When you have lost most or all of your natural teeth, you might wonder how much to realistically expect from a dental appliance. Is it truly possible to regain the appearance and functionality of your natural teeth?
Two options to consider are traditional dentures and implant-supported dentures. It is important to understand the fundamental similarities and differences between the two.
What Are Traditional Dentures?
Traditional dentures are made from an acrylic base attached to a set of artificial teeth. They float on top of the gums, and can be easily removed for cleaning. Since they are not attached to the jawbone, traditional dentures may shift as you eat or talk, creating challenges that natural teeth do not have. Some of the complications associated with traditional dentures include trouble eating, mouth sores, discomfort, and problems talking.
Another complication with traditional dentures is bone loss. Sitting on top of the gum, it does not stimulate the underlying bone. Over time, the jawbone will begin to decay. This can lead to premature aging and a sunken, hollow appearance.
With proper cleaning and care, acrylic dentures last about five to ten years.
What Are Implant-Supported Dentures?
Implant-supported dentures address many of the issues and challenges of traditional ones They will not move during eating or talking, and dental implants are the only form of tooth replacement that stimulates bone growth, rather than allowing the jaw to atrophy.
An implant is a titanium screw that replaces the tooth root. The implants are embedded directly into the jawbone, providing an extremely stable foundation for an individual crown or a full denture appliance.
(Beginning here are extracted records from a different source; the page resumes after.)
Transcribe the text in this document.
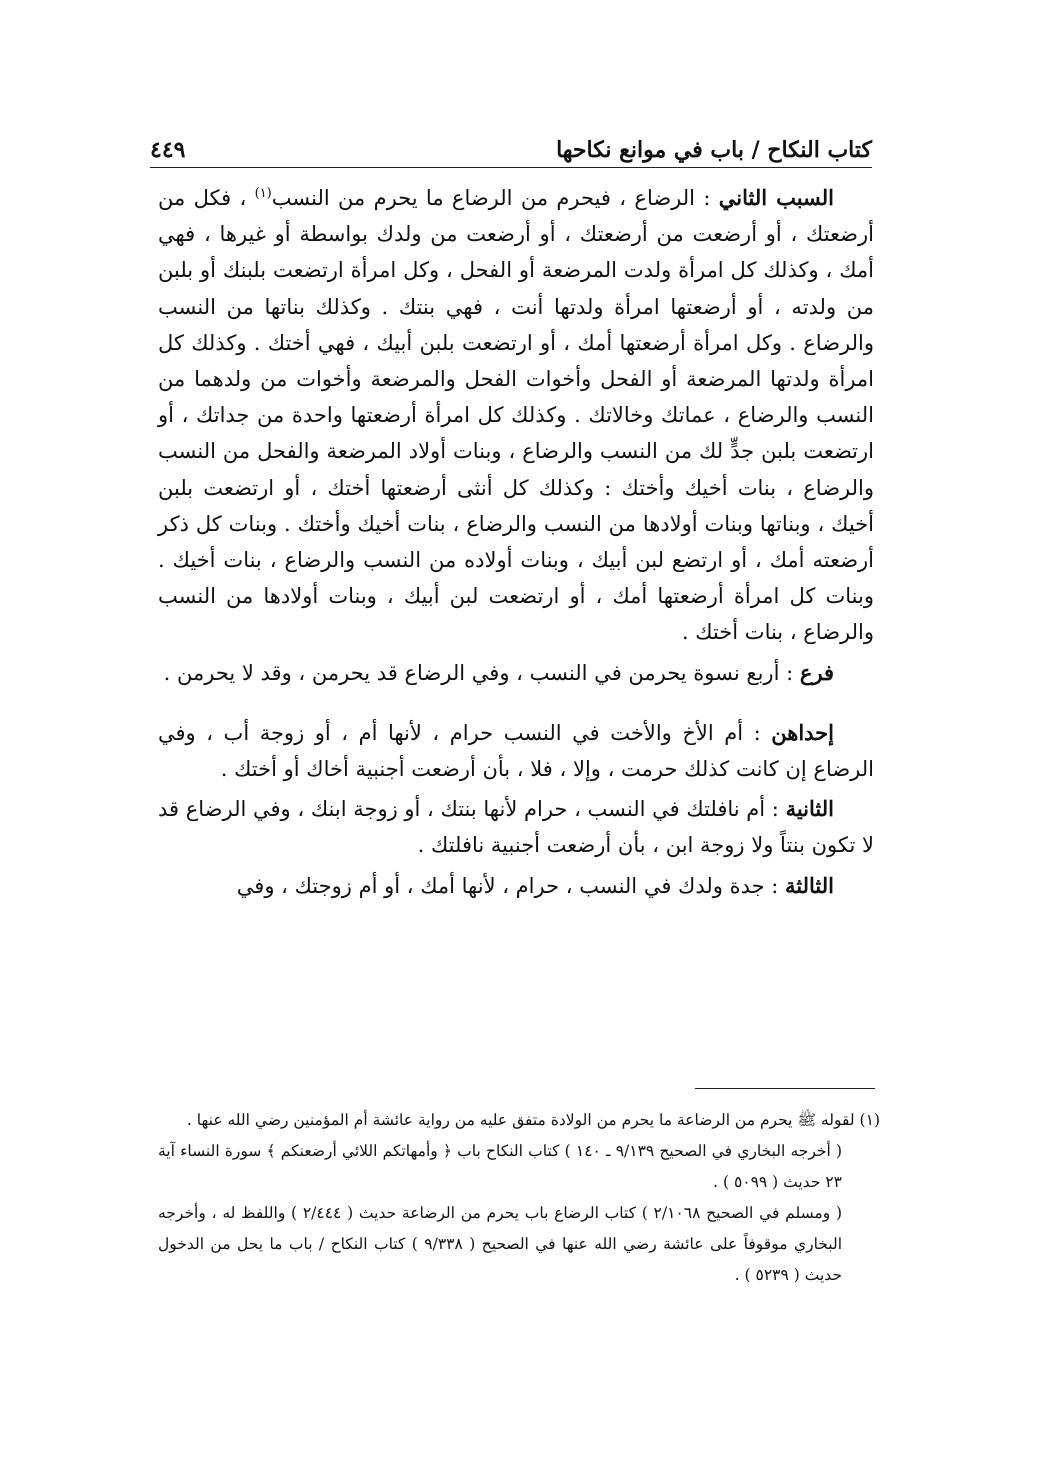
كتاب النكاح / باب في موانع نكاحها
٤٤٩

السبب الثاني : الرضاع ، فيحرم من الرضاع ما يحرم من النسب$^{(١)}$ ، فكل من أرضعتك ، أو أرضعت من أرضعتك ، أو أرضعت من ولدك بواسطة أو غيرها ، فهي أمك ، وكذلك كل امرأة ولدت المرضعة أو الفحل ، وكل امرأة ارتضعت بلبنك أو بلبن من ولدته ، أو أرضعتها امرأة ولدتها أنت ، فهي بنتك . وكذلك بناتها من النسب والرضاع . وكل امرأة أرضعتها أمك ، أو ارتضعت بلبن أبيك ، فهي أختك . وكذلك كل امرأة ولدتها المرضعة أو الفحل وأخوات الفحل والمرضعة وأخوات من ولدهما من النسب والرضاع ، عماتك وخالاتك . وكذلك كل امرأة أرضعتها واحدة من جداتك ، أو ارتضعت بلبن جدٍّ لك من النسب والرضاع ، وبنات أولاد المرضعة والفحل من النسب والرضاع ، بنات أخيك وأختك : وكذلك كل أنثى أرضعتها أختك ، أو ارتضعت بلبن أخيك ، وبناتها وبنات أولادها من النسب والرضاع ، بنات أخيك وأختك . وبنات كل ذكر أرضعته أمك ، أو ارتضع لبن أبيك ، وبنات أولاده من النسب والرضاع ، بنات أخيك . وبنات كل امرأة أرضعتها أمك ، أو ارتضعت لبن أبيك ، وبنات أولادها من النسب والرضاع ، بنات أختك .

فرع : أربع نسوة يحرمن في النسب ، وفي الرضاع قد يحرمن ، وقد لا يحرمن .

إحداهن : أم الأخ والأخت في النسب حرام ، لأنها أم ، أو زوجة أب ، وفي الرضاع إن كانت كذلك حرمت ، وإلا ، فلا ، بأن أرضعت أجنبية أخاك أو أختك .

الثانية : أم نافلتك في النسب ، حرام لأنها بنتك ، أو زوجة ابنك ، وفي الرضاع قد لا تكون بنتاً ولا زوجة ابن ، بأن أرضعت أجنبية نافلتك .

الثالثة : جدة ولدك في النسب ، حرام ، لأنها أمك ، أو أم زوجتك ، وفي

(١) لقوله ﷺ يحرم من الرضاعة ما يحرم من الولادة متفق عليه من رواية عائشة أم المؤمنين رضي الله عنها .

( أخرجه البخاري في الصحيح ٩/١٣٩ ـ ١٤٠ ) كتاب النكاح باب ﴿ وأمهاتكم اللائي أرضعنكم ﴾ سورة النساء آية ٢٣ حديث ( ٥٠٩٩ ) .

( ومسلم في الصحيح ٢/١٠٦٨ ) كتاب الرضاع باب يحرم من الرضاعة حديث ( ٢/٤٤٤ ) واللفظ له ، وأخرجه البخاري موقوفاً على عائشة رضي الله عنها في الصحيح ( ٩/٣٣٨ ) كتاب النكاح / باب ما يحل من الدخول حديث ( ٥٢٣٩ ) .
The denture itself is still made from acrylic. However, rather than floating on the gum, the appliance hooks onto the implants using a latching system. As a result, the denture functions exactly like normal teeth and will not move during eating or talking.
Implant-supported dentures can be either removable or permanent, depending on your preferences:
- Removable: Removable dentures affix to conventional dental implants, mini-implants, or a bar that is connected to the implants. They can be easily removed for cleaning at night or following meals.
- Non-Removable: These dentures attach permanently to the implant. You can clean them by brushing and flossing, exactly like regular teeth. Although they are permanent, they can be removed by a dentist if necessary, without damaging the implant.
Drawbacks of Implant-Supported Dentures
Implant-supported dentures provide a better quality of life compared to the traditional denture. They are the best option for fully replacing the function and appearance of natural teeth. However, there are a few reasons why someone might choose the traditional option instead.
- Implants require oral surgery to install the titanium screws. However, this surgery is straightforward, and usually takes around an hour to complete. Patients typically only require a local anesthetic.
- Dental insurance will not always cover the price of implants, which can be quite expensive. This cost should be weighed against the benefit and the longevity of the implant, which can last for 15 years or more with proper care.
Deciding how to replace your natural teeth is a personal decision that should be made with your dentist. Knowing what your options are and how they will impact your health is an important step towards making a decision that works best for you.